The foreclosure crisis in Rust Belt cities like Buffalo and Cleveland is unfortunate. It's bad for any community to have an increasing number of run-down and/or abandoned homes in communities that were into a terminal downhill slide well before anyone heard of subprime loans. Lenders share in some portion of the "blame" for the situation, the extent of that blame being arguable and depending upon where your self-interest is situated. However, the use of hallucinogenic drugs and a trip through the looking glass in order to make an owner out of a lien holder, simply by adopting the Humpty Dumpty line of "when I use a word, it means what I say it means," is perhaps not the best way to "make things right." The use of such tactics evidences a disdain for the law, not a respect for it, no matter how much "public good" you think you're achieving. To paraphrase Thomas More in Robert Bolt's play "A Man For All Seasons," once you've flattened all the laws in pursuit of the devil, to what will you turn for protection when the devil turns round on you? From a practical standpoint, unless the bullying works and the lenders cave without a fight, then unless you're in the jurisdiction of the US Ninth Circuit Court of Appeals, you'll eventually hit an appeals court without a political ax to grind, which will then spank your little bottom for being a bad, bad girl (and it won't be the kind of spanking that "bad girls" sometimes enjoy).

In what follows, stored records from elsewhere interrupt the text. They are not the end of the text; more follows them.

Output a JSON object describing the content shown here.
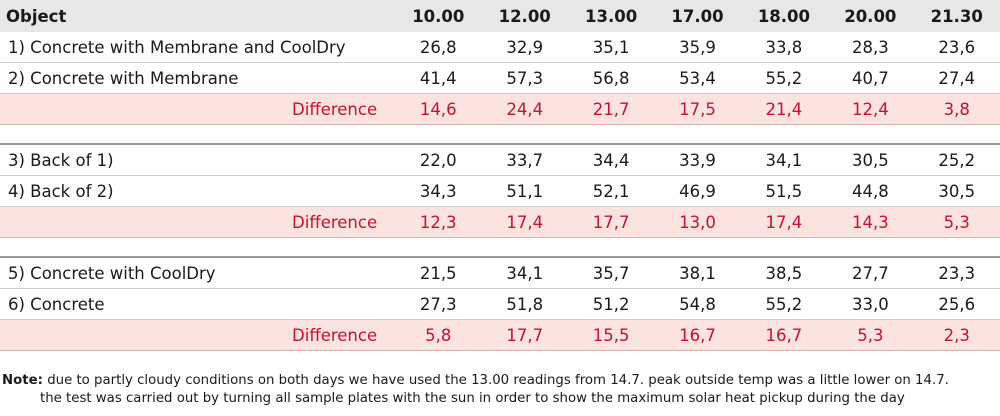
{
  "table": {
    "header": [
      "Object",
      "10.00",
      "12.00",
      "13.00",
      "17.00",
      "18.00",
      "20.00",
      "21.30"
    ],
    "groups": [
      {
        "rows": [
          {
            "label": "1)  Concrete with Membrane and CoolDry",
            "values": [
              "26,8",
              "32,9",
              "35,1",
              "35,9",
              "33,8",
              "28,3",
              "23,6"
            ]
          },
          {
            "label": "2)  Concrete with Membrane",
            "values": [
              "41,4",
              "57,3",
              "56,8",
              "53,4",
              "55,2",
              "40,7",
              "27,4"
            ]
          }
        ],
        "difference": {
          "label": "Difference",
          "values": [
            "14,6",
            "24,4",
            "21,7",
            "17,5",
            "21,4",
            "12,4",
            "3,8"
          ]
        }
      },
      {
        "rows": [
          {
            "label": "3)  Back of 1)",
            "values": [
              "22,0",
              "33,7",
              "34,4",
              "33,9",
              "34,1",
              "30,5",
              "25,2"
            ]
          },
          {
            "label": "4)  Back of 2)",
            "values": [
              "34,3",
              "51,1",
              "52,1",
              "46,9",
              "51,5",
              "44,8",
              "30,5"
            ]
          }
        ],
        "difference": {
          "label": "Difference",
          "values": [
            "12,3",
            "17,4",
            "17,7",
            "13,0",
            "17,4",
            "14,3",
            "5,3"
          ]
        }
      },
      {
        "rows": [
          {
            "label": "5)  Concrete with CoolDry",
            "values": [
              "21,5",
              "34,1",
              "35,7",
              "38,1",
              "38,5",
              "27,7",
              "23,3"
            ]
          },
          {
            "label": "6)  Concrete",
            "values": [
              "27,3",
              "51,8",
              "51,2",
              "54,8",
              "55,2",
              "33,0",
              "25,6"
            ]
          }
        ],
        "difference": {
          "label": "Difference",
          "values": [
            "5,8",
            "17,7",
            "15,5",
            "16,7",
            "16,7",
            "5,3",
            "2,3"
          ]
        }
      }
    ]
  },
  "note": {
    "label": "Note:",
    "line1": " due to partly cloudy conditions on both days we have used the 13.00 readings from 14.7. peak outside temp was a little lower on 14.7.",
    "line2": "the test was carried out by turning all sample plates with the sun in order to show the maximum solar heat pickup during the day"
  }
}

This is an area where the legislature might want to intervene and pass some more incredibly useful legislation like the recent expansive subprime lending law signed into law by New York's Governor Patterson, which has already prodded Fannie Mae and Freddie Mac to announce that they'll cease purchasing any such loans made in New York. You know, more useful legislation like that. At any rate, the political arena seems a more appropriate one than the courtroom.
A more viable solution might be to have cities like Buffalo and Cleveland admit that they're irreparably broken, shut down, and encourage their inhabitants to move to Texas. All except the Ms. Cooper and her crusading buddies. They can resettle in South Ossetia. They won't like it much in Texas, although they might find safe haven in certain sections of Austin.
I'm not aware of what sanctions might be available to the lenders in this case. A private party would have to carefully consider a frivolous and groundless counterclaim before filing a complaint that held such little merit. Apparently, that prospect didn't deter legal counsel for the City of Buffalo. Then again, the fun's just beginning, so we'll see where this all shakes out.
Next up: Cindy Cooper creates, and the City of Buffalo files, a complaint in The International Court of Justice, that accuses all major US banks of ethnic cleansing.